| --- |
| title: Locking Block Device Access |
| category: Interfaces |
| layout: default |
| --- |
| |
| # Locking Block Device Access |
| |
| *TL;DR: Use BSD file locks |
| [(`flock(2)`)](http://man7.org/linux/man-pages/man2/flock.2.html) on block |
| device nodes to synchronize access for partitioning and file system formatting |
| tools.* |
| |
| `systemd-udevd` probes all block devices showing up for file system superblock |
| and partition table information (utilizing `libblkid`). If another program |
| concurrently modifies a superblock or partition table this probing might be |
| affected, which is bad in itself, but also might in turn result in undesired |
| effects in programs subscribing to `udev` events. |
| |
| Applications manipulating a block device can temporarily stop `systemd-udevd` |
| from processing rules on it — and thus bar it from probing the device — by |
| taking a BSD file lock on the block device node. Specifically, whenever |
| `systemd-udevd` starts processing a block device it takes a `LOCK_SH|LOCK_NB` |
| lock using [`flock(2)`](http://man7.org/linux/man-pages/man2/flock.2.html) on |
| the main block device (i.e. never on any partition block device, but on the |
| device the partition belongs to). If this lock cannot be taken (i.e. `flock()` |
| returns `EBUSY`), it refrains from processing the device. If it manages to take |
| the lock it is kept for the entire time the device is processed. |
| |
| Note that `systemd-udevd` also watches all block device nodes it manages for |
| `inotify()` `IN_CLOSE_WRITE` events: whenever such an event is seen, this is |
| used as trigger to re-run the rule-set for the device. |
| |
| These two concepts allow tools such as disk partitioners or file system |
| formatting tools to safely and easily take exclusive ownership of a block |
| device while operating: before starting work on the block device, they should |
| take an `LOCK_EX` lock on it. This has two effects: first of all, in case |
| `systemd-udevd` is still processing the device the tool will wait for it to |
| finish. Second, after the lock is taken, it can be sure that `systemd-udevd` |
| will refrain from processing the block device, and thus all other client |
| applications subscribed to it won't get device notifications from potentially |
| half-written data either. After the operation is complete the |
| partitioner/formatter can simply close the device node. This has two effects: |
| it implicitly releases the lock, so that `systemd-udevd` can process events on |
| the device node again. Secondly, it results an `IN_CLOSE_WRITE` event, which |
| causes `systemd-udevd` to immediately re-process the device — seeing all |
| changes the tool made — and notify subscribed clients about it. |
| |
| Ideally, `systemd-udevd` would explicitly watch block devices for `LOCK_EX` |
| locks being released. Such monitoring is not supported on Linux however, which |
| is why it watches for `IN_CLOSE_WRITE` instead, i.e. for `close()` calls to |
| writable file descriptors referring to the block device.
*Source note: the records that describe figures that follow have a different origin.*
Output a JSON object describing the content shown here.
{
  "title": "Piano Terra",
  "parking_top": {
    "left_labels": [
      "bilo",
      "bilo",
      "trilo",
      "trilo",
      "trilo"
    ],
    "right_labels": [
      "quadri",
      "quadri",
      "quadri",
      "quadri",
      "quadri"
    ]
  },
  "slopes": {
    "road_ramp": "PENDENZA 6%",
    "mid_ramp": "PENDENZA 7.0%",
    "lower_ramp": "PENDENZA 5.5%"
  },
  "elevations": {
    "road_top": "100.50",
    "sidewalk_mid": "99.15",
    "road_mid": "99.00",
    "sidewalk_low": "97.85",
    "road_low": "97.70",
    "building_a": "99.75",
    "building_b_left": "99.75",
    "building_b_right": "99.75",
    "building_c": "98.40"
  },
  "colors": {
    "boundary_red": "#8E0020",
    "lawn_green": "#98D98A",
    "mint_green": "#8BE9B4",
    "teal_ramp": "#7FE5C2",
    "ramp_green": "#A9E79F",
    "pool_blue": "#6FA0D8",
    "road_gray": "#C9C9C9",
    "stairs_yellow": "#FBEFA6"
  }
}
In almost all cases, |
| the difference between these two events does not matter much, as any locks |
| taken are implicitly released by `close()`. However, it should be noted that if |
| an application unlocks a device after completing its work without closing it, |
| i.e. while keeping the file descriptor open for further, longer time, then |
| `systemd-udevd` will not notice this and not retrigger and thus reprobe the |
| device. |
| |
| Besides synchronizing block device access between `systemd-udevd` and such |
| tools this scheme may also be used to synchronize access between those tools |
| themselves. However, do note that `flock()` locks are advisory only. This means |
| if one tool honours this scheme and another tool does not, they will of course |
| not be synchronized properly, and might interfere with each other's work. |
| |
| Note that the file locks follow the usual access semantics of BSD locks: since |
| `systemd-udevd` never writes to such block devices it only takes a `LOCK_SH` |
| *shared* lock. A program intending to make changes to the block device should |
| take a `LOCK_EX` *exclusive* lock instead. For further details, see the |
| `flock(2)` man page. |
| |
| And please keep in mind: BSD file locks (`flock()`) and POSIX file locks |
| (`lockf()`, `F_SETLK`, …) are different concepts, and in their effect |
| orthogonal. The scheme discussed above uses the former and not the latter, |
| because these types of locks more closely match the required semantics. |
| |
| Summarizing: it is recommended to take `LOCK_EX` BSD file locks when |
| manipulating block devices in all tools that change file system block devices |
| (`mkfs`, `fsck`, …) or partition tables (`fdisk`, `parted`, …), right after |
| opening the node. |